What are Fix-and-Flip loans?
Fix-and-Flip loans refer to short-term loans which are used by ‘Flippers’ or real estate investors who buy a property, improve or renovate it and sell it for a higher price to other buyers for earning profit. Fix-and-Flip loans are specifically used for residential real estate investment, that is investment in homes and not office buildings or schools.
After buying a property at a foreclosure or an auction, a real estate investor might choose to sell the property as-it-is to the next buyer or choose to upscale it before selling to be able to charge a higher rate. This is where the investor requires a Fix-and-Flip loan which can cover the cost of refurbishing the property. A Fix-and-Flip loan is a short-term loan and thus extends up to a period of 12 to 18 months.
What can a Fix-and-Flip Loan be used for?
The investors can use Fix-and-Flip loans for doing the following tasks:
- Purchasing a property: Investors can take these loans for the purchase of a property that they intend to sell in the short-term.
- Renovation or rehabilitation of a property: The loan is primarily taken for flipping properties. This includes fixing faults in the house, painting the interior and exterior, placing tiles where needed, installing new chimneys, kitchen cabinets, furniture, and other equipment to provide better facilities.
- Construction of a new house: You can take this loan to build a new home on an empty plot bought to sell the plot in the near future.
Why Real Estate Investors & Lenders Prefer Fix-and-Flip Loans?

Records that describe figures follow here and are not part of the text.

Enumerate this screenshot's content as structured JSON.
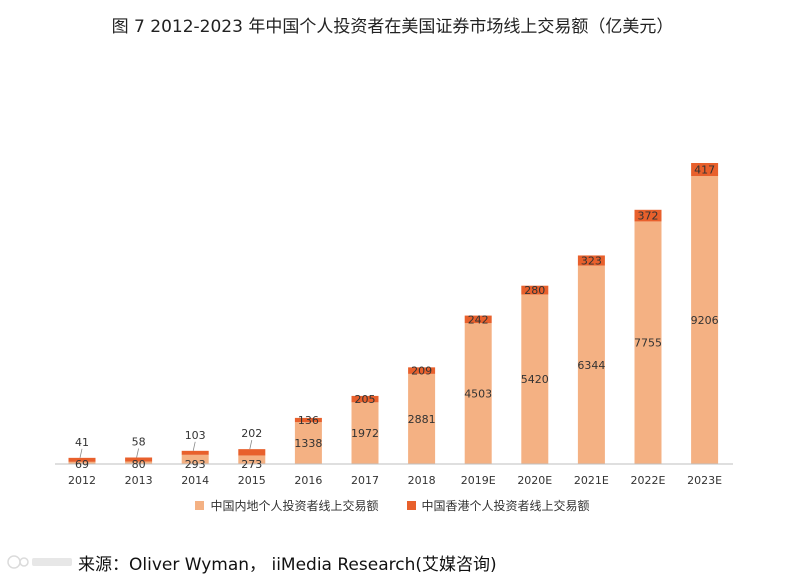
{
  "title": "图 7    2012-2023 年中国个人投资者在美国证券市场线上交易额（亿美元）",
  "colors": {
    "mainland": "#F4B183",
    "hongkong": "#E8602C",
    "axis": "#bfbfbf"
  },
  "chart_data": {
    "type": "bar",
    "stacked": true,
    "categories": [
      "2012",
      "2013",
      "2014",
      "2015",
      "2016",
      "2017",
      "2018",
      "2019E",
      "2020E",
      "2021E",
      "2022E",
      "2023E"
    ],
    "series": [
      {
        "name": "中国内地个人投资者线上交易额",
        "values": [
          69,
          80,
          293,
          273,
          1338,
          1972,
          2881,
          4503,
          5420,
          6344,
          7755,
          9206
        ]
      },
      {
        "name": "中国香港个人投资者线上交易额",
        "values": [
          41,
          58,
          103,
          202,
          136,
          205,
          209,
          242,
          280,
          323,
          372,
          417
        ]
      }
    ],
    "legend_position": "bottom",
    "grid": false
  },
  "source": "来源：Oliver Wyman，  iiMedia Research(艾媒咨询)"
}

Real estate investors who deal in flipping and upselling houses prefer Fix-and-Flip loans to traditional bank loans due to the following reasons:
- It is less risky: Fix-and-Flip loans are comparatively less risky than other types of personal loans because, in personal loans, a person’s own property is a collateral and thus at risk in case of a default. But, in Fix-and-Flip loans, the plot, which is meant to be renovated, is the collateral. This reduces the risk of personal loss in case of loan default.
- More accessible than traditional loans: Taking a Fix-and-Flip loan is a flexible option; they do not include a rigid procedure like that required to obtain a conventional bank loan. Some borrowers who cannot avail traditional bank loans can still get the benefit of a Fix-and-Flip loan.
- Quicker funding than traditional home loans: Real estate investors who buy properties from foreclosures and auctions need quick money in hand. This is so that they can purchase the properties at once. For this, Fix-and-Flip loans prove beneficial as they are delivered faster than a traditional home loan, which goes through a time-consuming process before the loan can be availed.
Fix-and-Flip loans are not just beneficial to the real estate investors but also to the lenders. It benefits them in the following ways:
- They are short-term: Fix-and-Flip loans are short-term loans for 12 to 18 months. Thus, they can almost guarantee the lenders to benefit from their investment within a short period of a year or two.
- Secured collateral: If the borrower is unable to pay back the loan, then the lender can seize the plot for which the loan was taken. He could then sell this land to compensate the cost of lending or be further renovated by the lender himself and be sold for higher prices.
How Do They Work?
Following are the ways you can go about getting a Fix-and-Flip loan as a real estate investor:
Getting Loans from Private Lenders:
These are individual people with enough wealth to lend money. They are often willing to provide loans to make an investment and monetary increment. They are similar to hard money lenders but have more relaxed terms and conditions of the loan. Their offers are negotiable and thus flexible. They can put up offers like splitting the profit instead of charging a rate of interest.
Getting Loans from Online Private Lenders:
Online private lenders are another great option for finding Fix-and-Flip loans at minimal interest rates. They are quick, easily accessible, do not require a lot of paperwork and versatile as per the real estate investor’s requirements.
One such trusted online lender service is Venus Capital. It is faster, easier and requires only 10% down for experienced investors. It provides loans of $150,000 up to $2,000,000.
Getting Loans from Family or Friends:
You can also try to get a loan from a near relative or friend who is willing to invest in your Fix-and-Flip project. In these cases, the interest rates and terms of contract can be negotiated accordingly.
Getting Loans from a Partner:
If you are a real estate investor with a more experienced partner or someone who is well off in terms of money, then the partner could invest in payment of the plot and cost of renovation at a lower interest rate. In turn, you can look after the management of resources for the project.
Getting Loans via Crowdfunding:
Crowdfunding refers to a way of giving loan in which various parties (including individuals and firms) pool in to provide loan for a particular cause. Each investor supplies a percentage of money for the loan and gets interest on that percent.
Though not all crowdfunding sites are suitable for funding a Fix-and-Flip project, there are some crowdfunding websites that are tailored specially for funding Fix-and-Flip loans.
In conclusion, Fix-and-Flip loans are helpful to real estate investors looking to upsell a residential site. They are not as formal or procedural as a traditional bank loan; this allows for quicker and negotiable loan options. Thus, they are beneficial to both the borrower and the lender. You can choose from the options according to your requirements.